No mundo da política, da sociedade, da cultura, da ciência. Entramos e tudo nos é estranho. Contamos o que vemos. Regressamos aparentemente iguais. Depois ardemos todas as noites nas fogueiras ateadas com as folhas escritas. E espelhos somos nós também, porque reflectimos as realidades conforme a nossa superfície foi sendo talhada: não pronunciamos verdades absolutas, que não as temos, mas aquelas que o nosso espelho de água devolve aos que se miram em nós, como o lago que chorou a morte de Narciso porque se reflectia nos olhos do jovem enquanto ele admirava o seu próprio reflexo. É através de um falacioso espelho de feira - a maneira de cada um de nós ver o mundo -, que aqui projectamos a imagem que temos dele. Sejam bem-vindos
Tiago Araújo/Vítor Hermes
*Como Umberto Eco (Sobre os Espelhos e Outros Ensaios ,Difel) ou Jorge Luis Borges (Obras Completas, Teorema).
10 janeiro 2007
O vestido cor de fogo
A história é triste.
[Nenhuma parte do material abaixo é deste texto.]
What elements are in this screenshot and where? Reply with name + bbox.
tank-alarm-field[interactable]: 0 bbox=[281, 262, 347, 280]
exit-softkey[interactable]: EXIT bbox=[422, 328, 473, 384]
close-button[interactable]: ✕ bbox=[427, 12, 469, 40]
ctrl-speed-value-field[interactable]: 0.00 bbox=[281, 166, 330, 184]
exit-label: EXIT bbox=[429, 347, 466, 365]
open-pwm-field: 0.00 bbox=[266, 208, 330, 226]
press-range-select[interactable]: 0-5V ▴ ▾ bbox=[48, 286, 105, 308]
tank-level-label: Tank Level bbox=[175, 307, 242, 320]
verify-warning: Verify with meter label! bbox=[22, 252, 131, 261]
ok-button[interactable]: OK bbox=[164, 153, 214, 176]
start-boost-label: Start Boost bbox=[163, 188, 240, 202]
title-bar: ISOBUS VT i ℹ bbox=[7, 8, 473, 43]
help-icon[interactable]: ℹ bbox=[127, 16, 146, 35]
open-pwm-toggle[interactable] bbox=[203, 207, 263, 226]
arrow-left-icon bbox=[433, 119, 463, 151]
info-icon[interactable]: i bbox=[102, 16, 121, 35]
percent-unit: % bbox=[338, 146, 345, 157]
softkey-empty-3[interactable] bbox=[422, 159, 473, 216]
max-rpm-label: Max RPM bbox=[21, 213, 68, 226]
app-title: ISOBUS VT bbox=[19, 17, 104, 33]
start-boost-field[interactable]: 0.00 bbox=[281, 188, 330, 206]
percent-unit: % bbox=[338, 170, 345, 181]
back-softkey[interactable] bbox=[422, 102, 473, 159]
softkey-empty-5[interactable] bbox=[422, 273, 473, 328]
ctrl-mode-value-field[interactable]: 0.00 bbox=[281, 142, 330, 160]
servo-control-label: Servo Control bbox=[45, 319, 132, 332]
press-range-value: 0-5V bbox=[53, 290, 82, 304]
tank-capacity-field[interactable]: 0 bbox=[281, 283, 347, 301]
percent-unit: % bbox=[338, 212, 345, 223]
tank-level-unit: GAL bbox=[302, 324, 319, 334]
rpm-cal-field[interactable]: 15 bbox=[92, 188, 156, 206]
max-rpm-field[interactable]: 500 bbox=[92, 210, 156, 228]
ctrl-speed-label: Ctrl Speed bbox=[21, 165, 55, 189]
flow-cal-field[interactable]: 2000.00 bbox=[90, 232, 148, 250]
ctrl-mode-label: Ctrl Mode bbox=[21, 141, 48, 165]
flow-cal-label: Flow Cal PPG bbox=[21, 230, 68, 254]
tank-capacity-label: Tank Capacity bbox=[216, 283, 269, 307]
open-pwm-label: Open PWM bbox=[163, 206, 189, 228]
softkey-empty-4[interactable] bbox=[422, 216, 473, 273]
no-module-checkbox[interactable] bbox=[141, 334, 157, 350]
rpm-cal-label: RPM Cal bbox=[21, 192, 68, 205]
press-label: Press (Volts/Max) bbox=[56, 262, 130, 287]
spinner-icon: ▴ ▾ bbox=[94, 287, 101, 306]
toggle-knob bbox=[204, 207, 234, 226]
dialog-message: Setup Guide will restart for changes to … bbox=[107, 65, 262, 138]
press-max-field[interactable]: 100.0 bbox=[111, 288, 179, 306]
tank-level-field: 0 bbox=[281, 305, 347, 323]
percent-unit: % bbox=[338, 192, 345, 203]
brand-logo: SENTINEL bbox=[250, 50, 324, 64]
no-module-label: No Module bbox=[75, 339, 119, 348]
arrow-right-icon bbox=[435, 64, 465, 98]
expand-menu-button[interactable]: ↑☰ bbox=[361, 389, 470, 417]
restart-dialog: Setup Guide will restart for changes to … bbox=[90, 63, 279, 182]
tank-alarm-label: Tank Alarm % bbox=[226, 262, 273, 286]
Fanny morre. Era a segunda mulher de Henry Wadsworth Longfellow, poeta americano que viveu entre 1807 e 1882. Segundo se conta, Fanny estava a selar um envelope com caracóis de cabelo que tinha cortado a duas das suas filhas mais novas e o seu vestido incendiou-se. Longfellow tentou salvá-la e ficou com queimaduras no rosto, que ocultou com uma barba durante o resto da vida. A imagem de Longfellow a abraçar a mulher para tentar extinguir o fogo que a consumia é de uma beleza trágica. Se a isso juntarmos caracóis de cabelo selados em envelopes parece-me que temos o espírito do século XIX.
09 janeiro 2007
Room service
A caminho do pequeno-almoço vi, junto à porta de um dos quartos do hotel, um tabuleiro com o pouco que sobrou de um fondue de chocolate e morangos. Na maçaneta estava pendurado um sinal de do not disturb. Ao passar, sem ruído, pensei que do lado de dentro deviam estar duas pessoas sem receio de expor os restos da sua paixão ou uma a tentar esconder a totalidade do seu isolamento.
03 janeiro 2007
O talho

O interessante na pintura mais recente de Lucian Freud é o modo indiferente e amoral com que pendura as peças de carne pelo espaço. Não é como a de Francis Bacon, em que a carne já está retalhada no gancho que a suporta, gerando repulsa e necrofilia. Nos quadros de Freud, as pessoas não foram apanhadas num qualquer momento especial das suas vidas. Estão inertes, sonolentas, prostradas e o desejo existirá antes ou depois daquele momento. Não sabem que estão a ser pintadas ou não têm forças para oferecer resistência.
02 janeiro 2007

Um jornal inglês calculou que Lucian Freud, o pintor britânico, teve cerca de quarenta filhos ilegítimos ao longo da vida. Tive oportunidade de ver uma retrospectiva da pintura de Freud em Veneza, num museu com vista sobre a Praça de São Marcos. Foi provavelmente a exposição individual que mais me marcou até hoje. Ao ler a notícia, quase dois anos depois, percebo porque é que grande parte da obra é composta por representações de nus.